The LEAD programme itself has learnt from a pilot phase, which was funded by the Bill and Melinda Gates Foundation. This pilot showed that trained farmers could achieve increases in incomes of over 100%, with, for example, income from the sale of eggs increasing by 63%.

Before concluding, I would like to address the Chair in particular. I am confident I can say that Sir Fazle Abed is a great friend of Britain. We are certainly great admirers of Sir Fazle and his pioneering work with BRAC. He was awarded one of the highest honours by the Queen (KCMG) in recognition of his services to reducing poverty around the world.

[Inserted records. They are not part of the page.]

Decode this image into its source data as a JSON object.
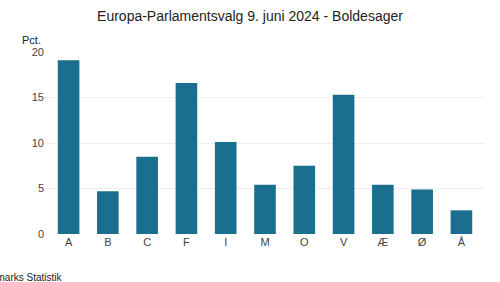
{
  "chart_data": {
    "type": "bar",
    "title": "Europa-Parlamentsvalg 9. juni 2024 - Boldesager",
    "categories": [
      "A",
      "B",
      "C",
      "F",
      "I",
      "M",
      "O",
      "V",
      "Æ",
      "Ø",
      "Å"
    ],
    "values": [
      19.1,
      4.7,
      8.5,
      16.6,
      10.1,
      5.4,
      7.5,
      15.3,
      5.4,
      4.9,
      2.6
    ],
    "color": "#1a6e8e",
    "ylabel": "Pct.",
    "annotations": [
      "© Danmarks Statistik"
    ],
    "ylim": [
      0,
      20
    ],
    "yticks": [
      0,
      5,
      10,
      15,
      20
    ],
    "grid": true
  }
}
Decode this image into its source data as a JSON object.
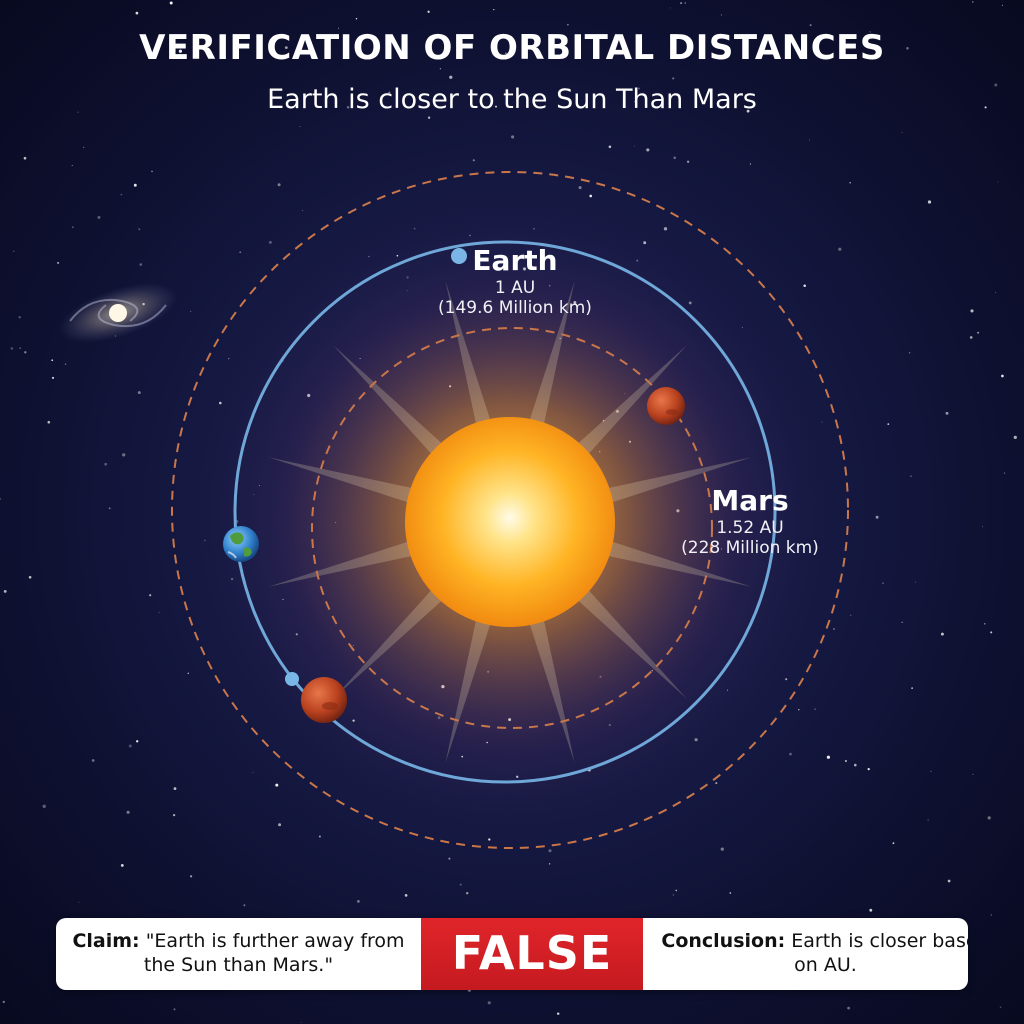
{
  "title": "VERIFICATION OF ORBITAL DISTANCES",
  "subtitle": "Earth is closer to the Sun Than Mars",
  "earth": {
    "name": "Earth",
    "au": "1 AU",
    "km": "(149.6 Million km)"
  },
  "mars": {
    "name": "Mars",
    "au": "1.52 AU",
    "km": "(228 Million km)"
  },
  "panel": {
    "claim_label": "Claim:",
    "claim_text": "\"Earth is further away from the Sun than Mars.\"",
    "verdict": "FALSE",
    "conclusion_label": "Conclusion:",
    "conclusion_text": "Earth is closer based on AU."
  },
  "colors": {
    "background": "#151840",
    "earth_orbit": "#6fa8d8",
    "mars_orbit": "#c9774a",
    "sun": "#ffb52a",
    "verdict": "#d32027"
  },
  "icons": [
    "sun-icon",
    "earth-planet-icon",
    "mars-planet-icon",
    "spiral-galaxy-icon"
  ]
}
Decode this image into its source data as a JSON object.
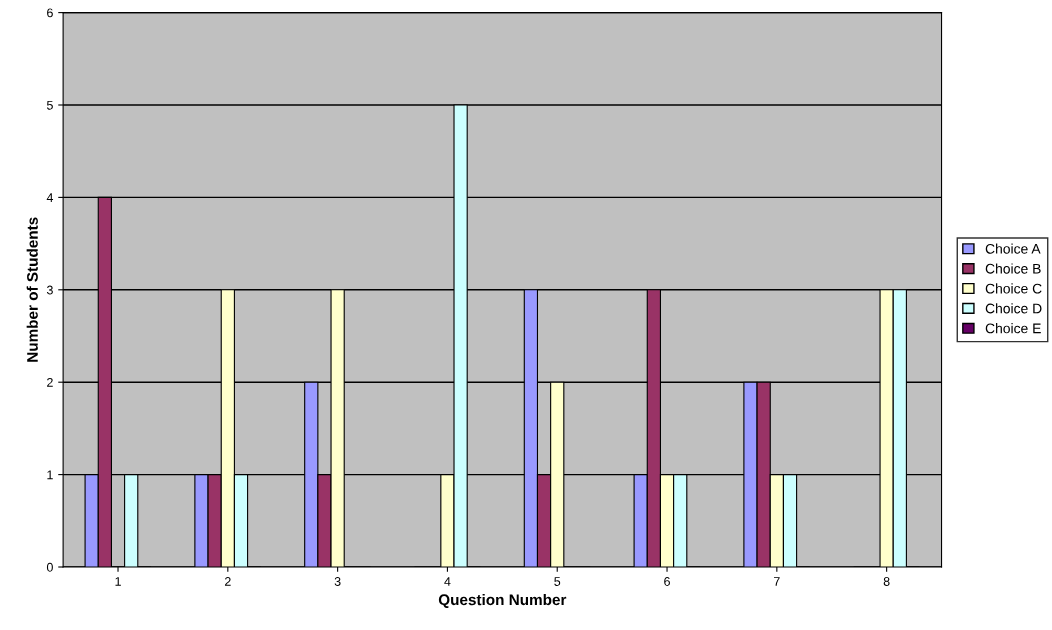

DFID was an early funder of BRAC’s innovative microfinance programmes, and their success very soon made our efforts in that sector redundant. For those who are meeting Sir Abed for the first time, I am sure you will agree that we are privileged to have him here. I hope he is able to continue to take a close interest in this programme over the next 5 years.

Finally, and importantly, the other major partner in this BRAC programme is of course the Government of Tanzania. I look forwarding to hearing from the Hon. Ministers for Livestock Development and Fisheries, and for Agriculture, Food Security and Cooperatives. BRAC will be working closely with government Extension Officers during the 5 year programme. And through this partnership, the UK is confident that rural farmers will see real benefits from productivity improvements.

On behalf of the UK, I extend my thanks to the ministers and their departments which will help determine the success of the LEAD programme.